Al centro, naturalmente, il gelato: non soltanto un prodotto da assaggiare, ma il risultato di ricerca, esperienza, creatività e conoscenza delle materie prime. Ogni preparazione ha raccontato un territorio, una storia o un incontro tra culture differenti. Un mosaico di sapori che ha unito la tradizione alle sperimentazioni dei maestri arrivati da ogni parte del mondo.

Tra gli ospiti anche Gianluca Gallo, assessore all’Agricoltura, alle Risorse agroalimentari e alla Forestazione della Regione Calabria, che ha sottolineato il valore identitario della manifestazione e la necessità di sostenerne la crescita nazionale e internazionale, riconoscendo nei maestri gelatieri degli importanti ambasciatori delle eccellenze calabresi.

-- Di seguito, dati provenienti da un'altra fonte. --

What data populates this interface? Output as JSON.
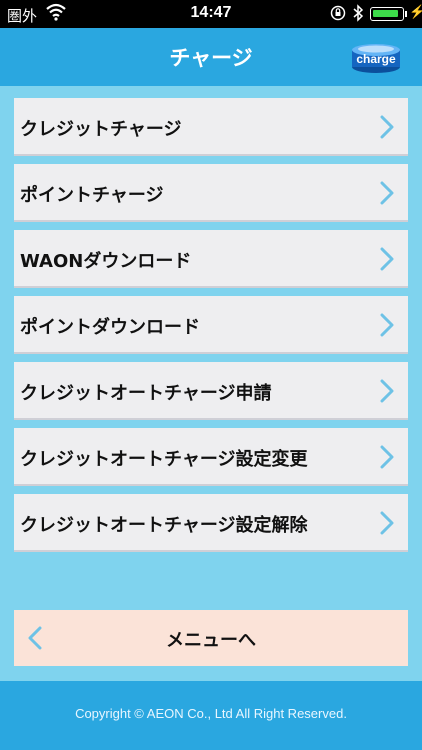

Uno degli show cooking ha visto protagonisti Marco Carelli, vicepresidente di BITEG Calabria, e la chef Francesca Mannis del ristorante Riva. Il Limone Igp di Rocca Imperiale è stato trasformato in gelato, accompagnato da una riduzione al basilico e abbinato a un piatto a base di aragosta.

Un incontro tra la costa ionica, il mare e la creatività contemporanea. «Il nostro compito è conoscere la materia prima, saperla trasformare e, ancora di più, raccontarla», ha spiegato Carelli. Un principio che racchiude il senso più profondo di Scirubetta: non limitarsi a offrire un assaggio, ma permettere al pubblico di conoscere ciò che si trova dietro ogni ingrediente.

Spazio anche alla formazione, grazie alla collaborazione con l’Istituto professionale alberghiero turistico Giovanni Trecroci di Villa San Giovanni. Gli studenti hanno lavorato accanto ai maestri gelatieri e pasticceri italiani e internazionali, mettendo alla prova le competenze acquisite tra i banchi. «Scirubetta offre ai ragazzi la possibilità di sviluppare e valorizzare i propri talenti – ha spiegato la dirigente scolastica Enza Loiero – ma anche di conoscere le produzioni del territorio, perché ogni prodotto custodisce cultura, storia, tradizione, saperi e sapori».

Tra i momenti più intensi anche il riconoscimento conferito alle sorelle Caridi per la storia della Crema Reggina, il gusto legato alla figura di Giuseppe Caridi e diventato parte della memoria dolciaria della città. A ritirarlo Marilena Caridi, che ha ricordato il lavoro del padre e il percorso proseguito dalle donne della famiglia. «È una rivalsa per la verità – ha raccontato –. Le storie non si inventano, ma vengono raccontate da chi le ha vissute». Dopo Giuseppe Caridi, infatti, l’attività è stata portata avanti dalle figlie e successivamente dalle nipoti Teresa e Liliana, nel segno di una tradizione familiare diventata patrimonio cittadino.

La Crema Reggina ha costruito anche un ponte con il cinema. Il gemellaggio tra Scirubetta e il Reggio Calabria Film Fest è stato celebrato attraverso l’anteprima di un cortometraggio documentario dedicato alla storia del celebre gusto reggino. «Il nostro festival vuole essere parte del territorio e raccontarne l’identità», ha spiegato il direttore Michele Geria, annunciando la ventesima edizione del Reggio Calabria Film Fest, in programma dal 21 al 26 settembre. Il documentario sarà pubblicato anche sul canale YouTube della manifestazione per permettere al pubblico di conoscere la storia e gli aneddoti della Crema Reggina. La pioggia ha costretto gli organizzatori a rinviare la premiazione finale, senza però cancellare il senso di quattro giornate vissute tra assaggi, musica, conoscenza e condivisione.

Scirubetta saluta così Reggio Calabria dopo aver fatto incontrare mondi lontani sulla stessa riva. Un viaggio tra passione, cibo e territorio, alla scoperta di sapori che partono dallo Stretto e, attraverso il lavoro dei maestri gelatieri, raggiungono ogni angolo del mondo.